Diagnostics for plasma-based electron accelerators

Plasma-based accelerators that impart energy gain as high as several GeV to electrons or positrons within a few centimeters have engendered a new class of diagnostic techniques very different from those used in connection with conventional radio-frequency (rf) accelerators. The need for new diagnostics stems from the micrometer scale and transient, dynamic structure of plasma accelerators, which contrasts with the meter scale and static structure of conventional accelerators. Because of this micrometer source size, plasma-accelerated electron hunches can emerge with smaller normalized transverse emittance (epsilon(n) < 0.1 mm mrad) and shorter duration (tau(b) similar to 1 fs) than bunches from rf linacs. Single-shot diagnostics are reviewed that determine such small epsilon(n) and tau(b) noninvasively and with high resolution from wide-bandwidth spectral measurement of electromagnetic radiation the electrons emit: epsilon(n) from x rays emitted as electrons interact with transverse internal fields of the plasma accelerator or with external optical fields or undulators; tau(b) from THz to optical coherent transition radiation emitted upon traversing interfaces. The duration of similar to 1 fs bunches can also be measured by sampling individual cycles of a copropagating optical pulse or by measuring the associated magnetic field using a transverse probe pulse.
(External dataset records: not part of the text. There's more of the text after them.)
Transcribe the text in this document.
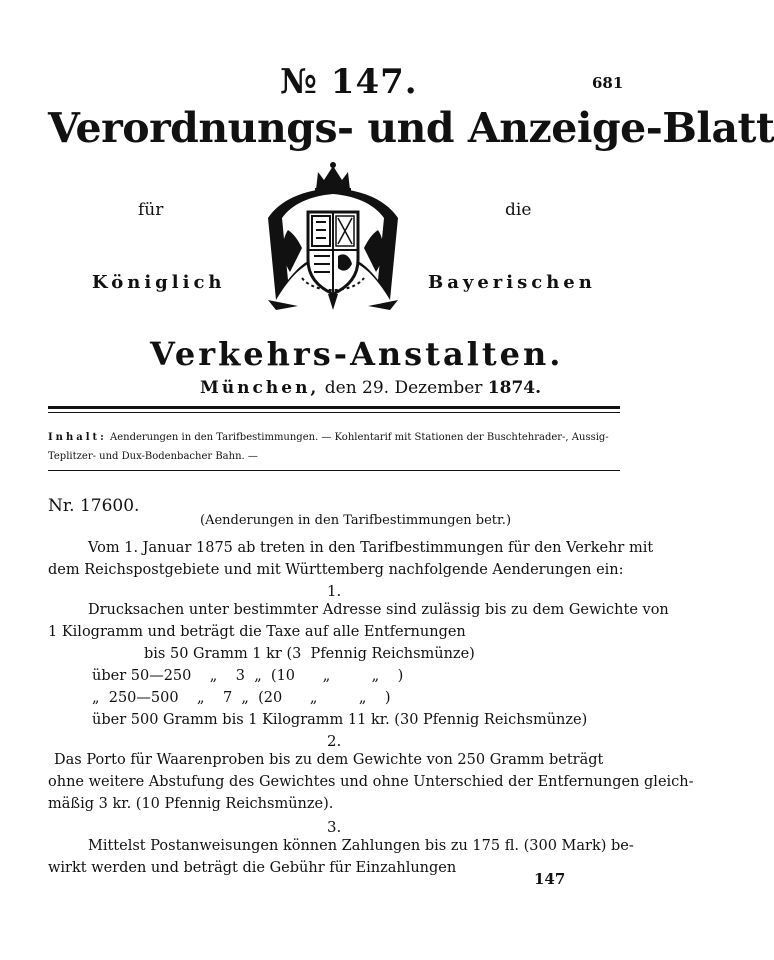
№ 147.	681
Verordnungs- und Anzeige-Blatt
für	die
Königlich	Bayerischen
Verkehrs-Anstalten.
München, den 29. Dezember 1874.
Inhalt: Aenderungen in den Tarifbestimmungen. — Kohlentarif mit Stationen der Buschtehrader-, Aussig-Teplitzer- und Dux-Bodenbacher Bahn. —
Nr. 17600.
(Aenderungen in den Tarifbestimmungen betr.)
Vom 1. Januar 1875 ab treten in den Tarifbestimmungen für den Verkehr mit
dem Reichspostgebiete und mit Württemberg nachfolgende Aenderungen ein:
1.
Drucksachen unter bestimmter Adresse sind zulässig bis zu dem Gewichte von
1 Kilogramm und beträgt die Taxe auf alle Entfernungen
bis 50 Gramm 1 kr (3  Pfennig Reichsmünze)
über 50—250    „    3  „  (10      „         „    )
„  250—500    „    7  „  (20      „         „    )
über 500 Gramm bis 1 Kilogramm 11 kr. (30 Pfennig Reichsmünze)
2.
Das Porto für Waarenproben bis zu dem Gewichte von 250 Gramm beträgt
ohne weitere Abstufung des Gewichtes und ohne Unterschied der Entfernungen gleich-
mäßig 3 kr. (10 Pfennig Reichsmünze).
3.
Mittelst Postanweisungen können Zahlungen bis zu 175 fl. (300 Mark) be-
wirkt werden und beträgt die Gebühr für Einzahlungen
147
Because of their luminal velocity and micrometer size, the evolving structure of plasma accelerators, the key determinant of accelerator performance, is exceptionally challenging to visualize in the laboratory. Here a new generation of laboratory diagnostics is reviewed that yield snapshots, or even movies, of laser- and particle-beam-generated plasma accelerator structures based on their phase modulation or deflection of femtosecond electromagnetic or electron probe pulses. Spatiotemporal resolution limits of these imaging techniques are discussed, along with insight into plasma-based acceleration physics that has emerged from analyzing the images and comparing them to simulated plasma structures.